Stats don’t have to be intimidating
Strategies to grow confidence with graphing and statistics at any level
Statistics can be intimidating. But they don’t have to be.
DataClassroom supports students (and teachers!) in doing more with data and statistics at any level.
Former high school bio teacher and DataClassroom co-founder, Dr. Aaron Reedy and Dr. Elizabeth Schultheis, the co-founder of Data Nuggets show you how you can strengthen graphing and statistics in your biology class no matter what level you are teaching at. From descriptive statistics like mean and median to inferential statistical tests like t-test and chi-square, Reedy and Schultheis share concrete strategies for improving the statistical thinking of your students when they approach a graph.
Above is the full recording of the workshop by Dr. Aaron Reedy, teacher and co-creator of DataClassroom and Dr. Elizabeth Schultheis, co-creator of Data Nuggets that was presented live on July 27, 2021
Resources
The Digital Data Nugget for Which would a woodlouse prefer? *We didn’t get to this example in the webinar.
Questions
Here is some Q&A from the chat that we didn’t get to answer in the workshop.
Can students upload their data and use the DataClassroom to get their p-value, standard deviation, etc?
Yes, students can do all these things in DataClassroom! Here are links for learning to work with their own data, for getting a p-value with different statistical tests, and for calculating descriptive stats like mean, median, standard deviation, standard error, or confidence intervals.
Do you have worksheet for kids to fill out while they are working with a dataset in DataClassoom?
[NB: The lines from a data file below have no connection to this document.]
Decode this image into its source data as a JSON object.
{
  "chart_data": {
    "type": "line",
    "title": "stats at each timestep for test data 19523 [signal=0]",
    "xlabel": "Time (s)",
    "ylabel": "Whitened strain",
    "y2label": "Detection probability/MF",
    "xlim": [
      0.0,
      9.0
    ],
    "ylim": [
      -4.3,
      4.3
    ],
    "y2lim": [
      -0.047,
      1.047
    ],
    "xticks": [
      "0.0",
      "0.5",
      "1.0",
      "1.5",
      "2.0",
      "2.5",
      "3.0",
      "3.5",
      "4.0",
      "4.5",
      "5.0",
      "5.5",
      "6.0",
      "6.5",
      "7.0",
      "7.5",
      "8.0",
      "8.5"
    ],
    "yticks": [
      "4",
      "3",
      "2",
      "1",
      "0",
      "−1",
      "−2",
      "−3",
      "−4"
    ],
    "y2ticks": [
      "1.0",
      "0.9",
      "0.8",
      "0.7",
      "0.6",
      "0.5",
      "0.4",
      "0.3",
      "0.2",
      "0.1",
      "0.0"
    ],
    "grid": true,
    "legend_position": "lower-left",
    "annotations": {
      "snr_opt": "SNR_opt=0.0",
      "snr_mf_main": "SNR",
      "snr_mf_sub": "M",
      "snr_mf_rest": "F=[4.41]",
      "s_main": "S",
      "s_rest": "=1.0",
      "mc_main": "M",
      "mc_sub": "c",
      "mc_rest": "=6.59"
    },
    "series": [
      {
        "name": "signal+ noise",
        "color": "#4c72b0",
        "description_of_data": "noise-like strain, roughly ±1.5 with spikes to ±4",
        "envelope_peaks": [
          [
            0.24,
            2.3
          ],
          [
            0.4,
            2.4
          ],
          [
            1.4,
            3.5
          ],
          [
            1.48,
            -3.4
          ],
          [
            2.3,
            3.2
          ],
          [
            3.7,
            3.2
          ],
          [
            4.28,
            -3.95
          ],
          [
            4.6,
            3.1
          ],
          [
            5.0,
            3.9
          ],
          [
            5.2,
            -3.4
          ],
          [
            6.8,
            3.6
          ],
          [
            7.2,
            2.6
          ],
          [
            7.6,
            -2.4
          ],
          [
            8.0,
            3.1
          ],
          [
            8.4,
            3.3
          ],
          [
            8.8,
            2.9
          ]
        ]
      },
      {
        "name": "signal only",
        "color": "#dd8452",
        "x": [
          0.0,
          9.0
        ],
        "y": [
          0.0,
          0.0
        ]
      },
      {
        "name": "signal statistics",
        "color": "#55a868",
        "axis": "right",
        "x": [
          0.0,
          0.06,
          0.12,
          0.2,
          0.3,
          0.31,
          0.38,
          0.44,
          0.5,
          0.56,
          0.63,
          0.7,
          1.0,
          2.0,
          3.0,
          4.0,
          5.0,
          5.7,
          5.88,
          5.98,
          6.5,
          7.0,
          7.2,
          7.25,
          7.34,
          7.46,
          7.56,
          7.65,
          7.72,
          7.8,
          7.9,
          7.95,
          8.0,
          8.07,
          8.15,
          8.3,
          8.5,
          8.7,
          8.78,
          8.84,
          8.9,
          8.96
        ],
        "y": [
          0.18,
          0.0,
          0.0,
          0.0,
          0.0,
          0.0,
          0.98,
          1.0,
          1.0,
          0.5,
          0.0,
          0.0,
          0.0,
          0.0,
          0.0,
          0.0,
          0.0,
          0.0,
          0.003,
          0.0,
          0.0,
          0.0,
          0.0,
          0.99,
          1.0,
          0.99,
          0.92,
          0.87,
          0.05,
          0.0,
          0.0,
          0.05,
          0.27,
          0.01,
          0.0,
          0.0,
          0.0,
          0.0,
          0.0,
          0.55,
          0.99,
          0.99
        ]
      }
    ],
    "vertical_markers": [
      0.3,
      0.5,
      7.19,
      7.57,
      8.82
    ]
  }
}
We have ready to teach lessons that have questions for the students to answer that are built into the description of the dataset. If you would like to attach a worksheet, answer sheet, or any other material to a dataset for students to use, that can be achieved by the attachments feature in DataClassroom. This lets you attach any Google Doc, Google Slideshow, or PDF to a file. You can then share this custom made dataset or activity with your students.
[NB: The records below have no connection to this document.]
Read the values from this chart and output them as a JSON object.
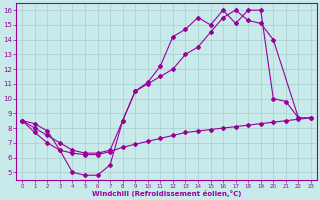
{
  "bg_color": "#c8eaea",
  "line_color": "#990099",
  "grid_color": "#aacccc",
  "xlabel": "Windchill (Refroidissement éolien,°C)",
  "xlim": [
    -0.5,
    23.5
  ],
  "ylim": [
    4.5,
    16.5
  ],
  "xticks": [
    0,
    1,
    2,
    3,
    4,
    5,
    6,
    7,
    8,
    9,
    10,
    11,
    12,
    13,
    14,
    15,
    16,
    17,
    18,
    19,
    20,
    21,
    22,
    23
  ],
  "yticks": [
    5,
    6,
    7,
    8,
    9,
    10,
    11,
    12,
    13,
    14,
    15,
    16
  ],
  "line1_x": [
    0,
    1,
    2,
    3,
    4,
    5,
    6,
    7,
    8,
    9,
    10,
    11,
    12,
    13,
    14,
    15,
    16,
    17,
    18,
    19,
    20,
    21,
    22
  ],
  "line1_y": [
    8.5,
    7.7,
    7.0,
    6.5,
    5.0,
    4.8,
    4.8,
    5.5,
    8.5,
    10.5,
    11.1,
    12.2,
    14.2,
    14.7,
    15.5,
    15.0,
    16.0,
    15.1,
    16.0,
    16.0,
    10.0,
    9.8,
    8.7
  ],
  "line2_x": [
    0,
    1,
    2,
    3,
    4,
    5,
    6,
    7,
    8,
    9,
    10,
    11,
    12,
    13,
    14,
    15,
    16,
    17,
    18,
    19,
    20,
    22,
    23
  ],
  "line2_y": [
    8.5,
    8.0,
    7.5,
    7.0,
    6.5,
    6.3,
    6.3,
    6.5,
    8.5,
    10.5,
    11.0,
    11.5,
    12.0,
    13.0,
    13.5,
    14.5,
    15.5,
    16.0,
    15.3,
    15.1,
    14.0,
    8.7,
    8.7
  ],
  "line3_x": [
    0,
    1,
    2,
    3,
    4,
    5,
    6,
    7,
    8,
    9,
    10,
    11,
    12,
    13,
    14,
    15,
    16,
    17,
    18,
    19,
    20,
    21,
    22,
    23
  ],
  "line3_y": [
    8.5,
    8.3,
    7.8,
    6.5,
    6.3,
    6.2,
    6.2,
    6.4,
    6.7,
    6.9,
    7.1,
    7.3,
    7.5,
    7.7,
    7.8,
    7.9,
    8.0,
    8.1,
    8.2,
    8.3,
    8.4,
    8.5,
    8.6,
    8.7
  ]
}
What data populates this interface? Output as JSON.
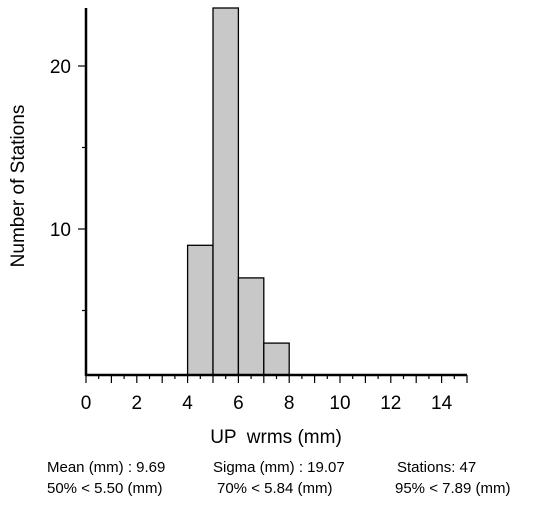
{
  "chart_data": {
    "type": "bar",
    "subtype": "histogram",
    "bin_edges": [
      4,
      5,
      6,
      7,
      8
    ],
    "values": [
      9,
      24,
      7,
      3
    ],
    "xlabel": "UP  wrms (mm)",
    "ylabel": "Number of Stations",
    "xlim": [
      0,
      15
    ],
    "ylim": [
      1,
      24
    ],
    "x_ticks": [
      0,
      2,
      4,
      6,
      8,
      10,
      12,
      14
    ],
    "y_ticks": [
      10,
      20
    ],
    "bar_color": "#c8c8c8",
    "grid": false
  },
  "stats": {
    "mean": "Mean (mm) : 9.69",
    "sigma": "Sigma (mm) : 19.07",
    "stations": "Stations: 47",
    "p50": "50% < 5.50 (mm)",
    "p70": "70% < 5.84 (mm)",
    "p95": "95% < 7.89 (mm)"
  }
}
What is the difference between Data Nuggets and DataClassroom?
Data Nuggets are free classroom activities created by scientists at Michigan State University, co-designed by scientists and teachers, designed to bring contemporary research and authentic data into the classroom. Data Nuggets include a connection to the scientist behind the data and the true story of their research. Each pencil and paper based activity gives students practice working with “messy data” and interpreting quantitative information.
DataClassroom is a web-application designed by a former high school teacher and scientist to be used by beginners for graphing and statistics in grades 6-12 and beyond. The app is meant to grow with students so that younger grades will start with graphing and more advanced students will move into descriptive (mean, median, error bars) and inferential statistics (P-values and hypothesis testing). DataClassroom has a Resource Library of free Ready-To-Teach lesson plans and datasets that include Digital Data Nuggets. Data Classroom works on any computer or tablet with an internet connection.
When I choose frequency histogram graph (instead of dot scattered plot), there is no option to choose descriptive statistics. Is there a way to do so?
Yes! Remember that in order to use descriptive statistics in DataClassroom you need to be plotting numeric (rather than categorical) data. The option for descriptive statistics will appear on the control panel on the right whenever you have made a histogram with numeric data. It will not appear if you make a frequency plot with categorical data (which does not show variation around a mean).
Do you, as a statistician, worry about the students’ learning about statistical fishing or worry about applying normal stats to non-normal data?
Great question! This is a real concern for older high school or college level students working with inferential statistics and interpreting P-values. Statistical fishing, P-hacking, or whatever you want to call it is probably one of the most serious problems in professional science given the pressures of the publish or perish reality that early career scientists are facing. For advanced students I think it is probably best to teach about those things and how to spot them. Careful experimental design with a hypothesis created before the experiment is conducted can go a long way to guard against these abuses of P-value interpretation. I also think that running multiple simulations of statistical samples is a great way to teach how inferential statistics can reliably lead to false conclusions a some predictable frequency. DataClassroom will soon (fall 2021) be adding a simulation tool for this very purpose.
I worry less about students applying normal (parametric) stats to non-normal data. The reason I feel this way is that I think students can get bogged down in the assumptions of different statistical tests when they don’t make a difference for so many datasets. I feel like an in-depth exploration of these assumptions works better when students already have a little experience with statistics as an applied tool. Many of the statistical tests commonly used in intro course are very robust to violations of normality, and especially so when sample sizes are large. Having said that, DataClassroom is about to release a package for non-parametric statistical tests in our forthcoming college level web-app. The current version of DataClassroom can also test a dataset for normality when a histogram has been created.